When I walk through Changi's hallways, there is residue of good feeling swirling around, a wake of half-forgotten feelings of excitement to pick up papa, memories of the big bunches of purple orchids he would bring for mama and the up-ended ice cream cones in the shape of clown faces called 'San Francisco' that I always used to get. Once we got to the car I used to climb all over the back seat (this is the era before seat belts), curling up on the floor behind the driver seat, or lying horizontally across the back.
One time we picked up my father after I had gone swimming, and I was all huddled in a big terrycloth towel.

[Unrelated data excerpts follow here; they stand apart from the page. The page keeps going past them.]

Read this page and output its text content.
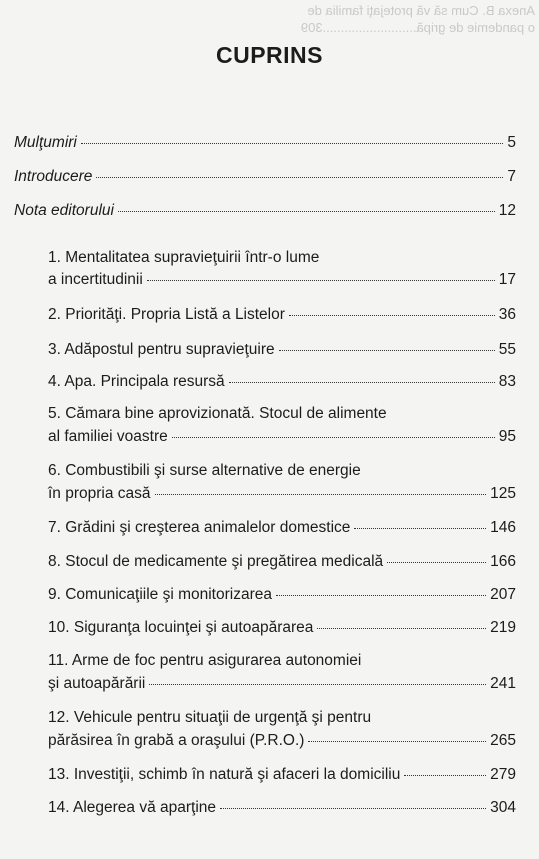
Anexa B. Cum să vă protejaţi familia de
o pandemie de gripă..........................309
CUPRINS
Mulţumiri	5
Introducere	7
Nota editorului	12
1. Mentalitatea supravieţuirii într-o lume
a incertitudinii	17
2. Priorităţi. Propria Listă a Listelor	36
3. Adăpostul pentru supravieţuire	55
4. Apa. Principala resursă	83
5. Cămara bine aprovizionată. Stocul de alimente
al familiei voastre	95
6. Combustibili şi surse alternative de energie
în propria casă	125
7. Grădini şi creşterea animalelor domestice	146
8. Stocul de medicamente şi pregătirea medicală	166
9. Comunicaţiile şi monitorizarea	207
10. Siguranţa locuinţei şi autoapărarea	219
11. Arme de foc pentru asigurarea autonomiei
şi autoapărării	241
12. Vehicule pentru situaţii de urgenţă şi pentru
părăsirea în grabă a oraşului (P.R.O.)	265
13. Investiţii, schimb în natură şi afaceri la domiciliu	279
14. Alegerea vă aparţine	304
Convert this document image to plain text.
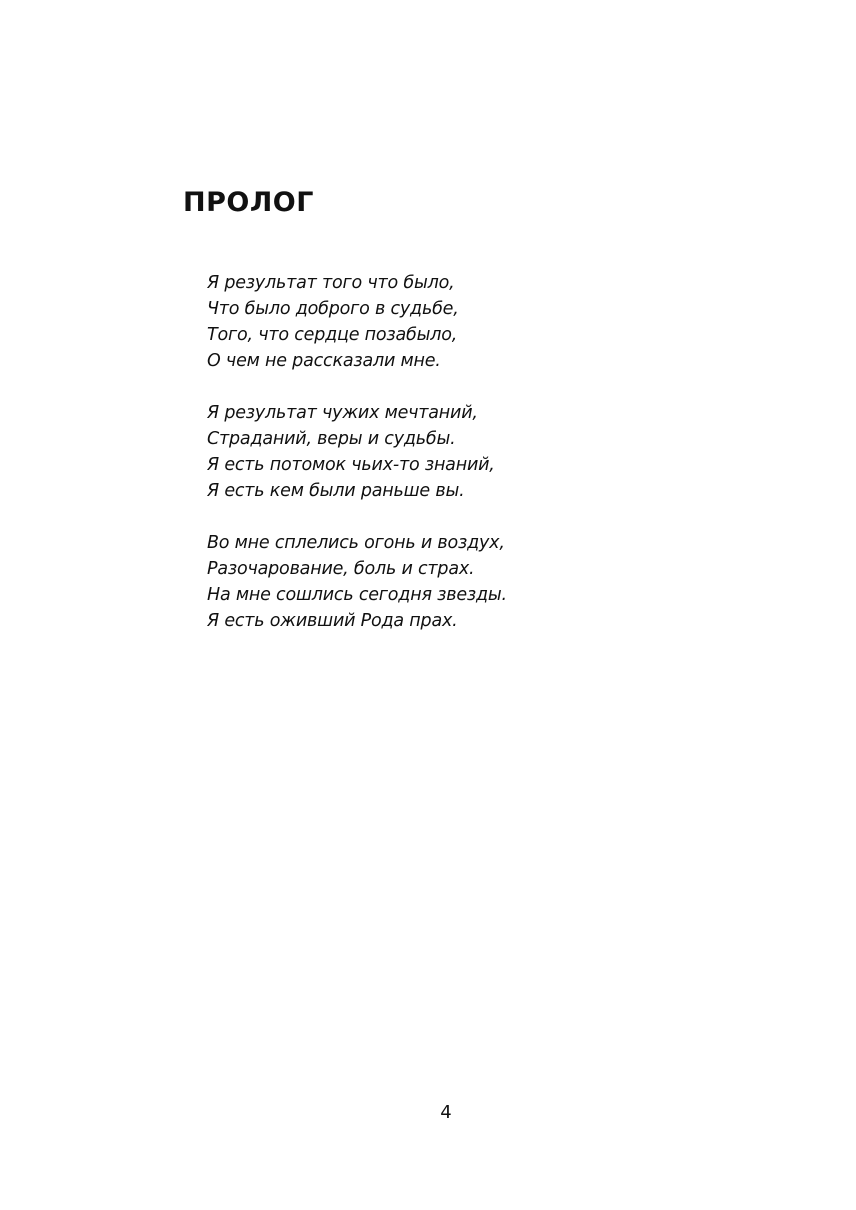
ПРОЛОГ
Я результат того что было,
Что было доброго в судьбе,
Того, что сердце позабыло,
О чем не рассказали мне.
Я результат чужих мечтаний,
Страданий, веры и судьбы.
Я есть потомок чьих-то знаний,
Я есть кем были раньше вы.
Во мне сплелись огонь и воздух,
Разочарование, боль и страх.
На мне сошлись сегодня звезды.
Я есть оживший Рода прах.
4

It must have been evening, and I was rosy and everybody was happy, and the car windows were open so there was a breeze and that warm Singapore smell.
My mother tells the story of how she lost me at Changi, because I was transfixed by women in beautiful saris and had followed them down the hallway and around the corner. "You've never lost that love of colour and sparkle", she says, shaking her head.
When we left Singapore to go back home in 1984, of course we left from Changi. My mother had gotten me a long-sleeved hibiscus pink dress, made out of terry cloth. I remember admiring myself in the mirror of our Singapore hotel room, wondering when we would go back to our own house. I think I wore the dress on the plane, to keep me warm.
I don't remember wearing the dress ever again.